5. En deuxième lieu, contrairement à ce que soutient M. B... E..., ni la motivation des décisions contestées ni aucune autre pièce du dossier ne permettent de considérer que le préfet de Lot-et-Garonne n'aurait pas procédé à un examen approfondi de sa situation avant d'édicter les mesures contenues dans l'arrêté attaqué. Le moyen ainsi soulevé doit par conséquent être écarté.
6. En troisième lieu, le droit d'être entendu implique que l'autorité préfectorale, avant de prendre à l'encontre d'un étranger une décision portant obligation de quitter le territoire français, mette l'intéressé à même de présenter ses observations écrites et lui permette, sur sa demande, de faire valoir des observations orales, de telle sorte qu'il puisse faire connaître, de manière utile et effective, son point de vue sur la mesure envisagée avant qu'elle n'intervienne. Toutefois, une atteinte à ce droit n'est susceptible d'affecter la régularité de la procédure à l'issue de laquelle une décision d'éloignement est prise que si la personne concernée a été privée de la possibilité de présenter des éléments pertinents qui auraient pu influer sur le contenu de cette décision.
7. En l'espèce, il ne ressort d'aucune pièce du dossier que M. B... E... ait été entendu préalablement à l'intervention de l'arrêté portant obligation de quitter le territoire français. Cependant, d'une part, au mois de juin 2020, lors de sa détention, M. B... E... a été entendu par le conseiller du service pénitentiaire d'insertion et de probation du Lot-et-Garonne au cours duquel il a été interrogé sur sa situation personnelle et familiale et a ainsi pu faire état de ce qu'il était célibataire, n'avait plus de contact avec ses deux enfants tandis que sa famille vivait au Portugal et se trouvait sans emploi à la suite d'un accident du travail. D'autre part, il ne ressort pas des éléments apportés par M. B... E..., qui se borne à produire des contrats de travail de 2005 et de 2006, plusieurs documents démontrant qu'il a acquis un bien immobilier en France en 2007, divers avis d'imposition ainsi qu'une attestation de reprise de droit à l'allocation d'aide au retour à l'emploi du 22 septembre 2020 et une convocation à l'examen pratique du permis de conduire le 26 octobre 2020, toutes deux postérieures à l'arrêté attaqué, qu'il aurait pu utilement porter à la connaissance de l'administration, avant que ne soit prise la mesure litigieuse, des informations pertinentes tenant à sa situation personnelle et qui, si elles avaient été communiquées à temps, auraient été de nature à faire obstacle à l'édiction de la décision lui faisant obligation de quitter le territoire français. Il suit de là que le moyen tiré de la méconnaissance du principe général du droit d'être entendu doit être écarté.
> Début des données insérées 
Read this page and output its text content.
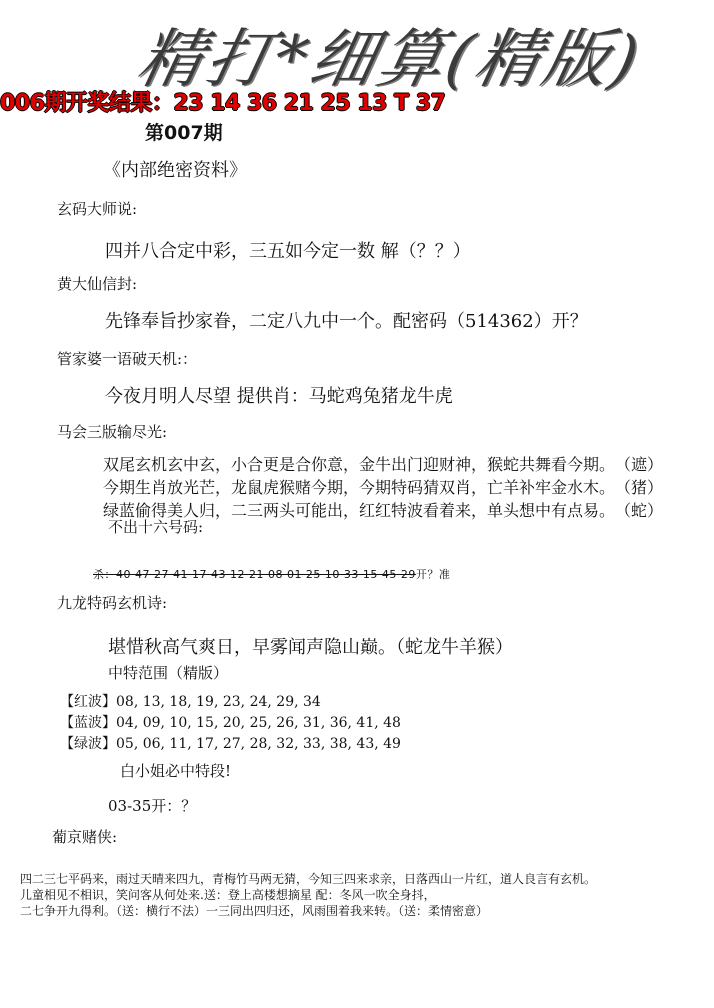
精打*细算(精版)
006期开奖结果：23 14 36 21 25 13 T 37
第007期
《内部绝密资料》
玄码大师说:
四并八合定中彩，三五如今定一数 解（？？）
黄大仙信封:
先锋奉旨抄家眷，二定八九中一个。配密码（514362）开？
管家婆一语破天机:：
今夜月明人尽望 提供肖：马蛇鸡兔猪龙牛虎
马会三版输尽光:
双尾玄机玄中玄，小合更是合你意，金牛出门迎财神，猴蛇共舞看今期。 （遮）
今期生肖放光芒，龙鼠虎猴赌今期，今期特码猜双肖，亡羊补牢金水木。 （猪）
绿蓝偷得美人归，二三两头可能出，红红特波看着来，单头想中有点易。 （蛇）
不出十六号码:
杀：40 47 27 41 17 43 12 21 08 01 25 10 33 15 45 29开？准
九龙特码玄机诗:
堪惜秋高气爽日，早雾闻声隐山巅。（蛇龙牛羊猴）
中特范围（精版）
【红波】08, 13, 18, 19, 23, 24, 29, 34
【蓝波】04, 09, 10, 15, 20, 25, 26, 31, 36, 41, 48
【绿波】05, 06, 11, 17, 27, 28, 32, 33, 38, 43, 49
白小姐必中特段!
03-35开：？
葡京赌侠:
四二三七平码来，雨过天晴来四九，青梅竹马两无猜，今知三四来求亲，日落西山一片红，道人良言有玄机。
儿童相见不相识，笑问客从何处来.送：登上高楼想摘星 配：冬风一吹全身抖，
二七争开九得利。（送：横行不法）一三同出四归还，风雨围着我来转。（送：柔情密意）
8. En quatrième lieu, aux termes de l'article L. 511-3-1 du code de l'entrée et du séjour des étrangers et du droit d'asile : " L'autorité administrative peut, par décision motivée, obliger un ressortissant d'un État membre de l'Union européenne, d'un autre État partie à l'accord sur l'Espace économique européen ou de la Confédération suisse, ou un membre de sa famille à quitter le territoire français lorsqu'elle constate : (...)/ 3° (...) que son comportement personnel constitue, du point de vue de l'ordre public ou de la sécurité publique, une menace réelle, actuelle et suffisamment grave à l'encontre d'un intérêt fondamental pour la société. / L'autorité administrative compétente tient compte de l'ensemble des circonstances relatives à sa situation, notamment la durée du séjour de l'intéressé en France, son âge, son état de santé, sa situation familiale et économique, son intégration sociale et culturelle en France, et de l'intensité de ses liens avec son pays d'origine (...) ".
9. En application de ces dispositions, il appartient à l'autorité administrative, qui ne saurait se fonder sur la seule existence d'une infraction à la loi, d'examiner, d'après l'ensemble des circonstances de l'affaire, si la présence de l'intéressé sur le territoire français est de nature à constituer une menace réelle, actuelle et suffisamment grave pour un intérêt fondamental de la société française, ces conditions étant appréciées en fonction de sa situation individuelle, notamment de la durée de son séjour en France, de sa situation familiale et économique et de son intégration.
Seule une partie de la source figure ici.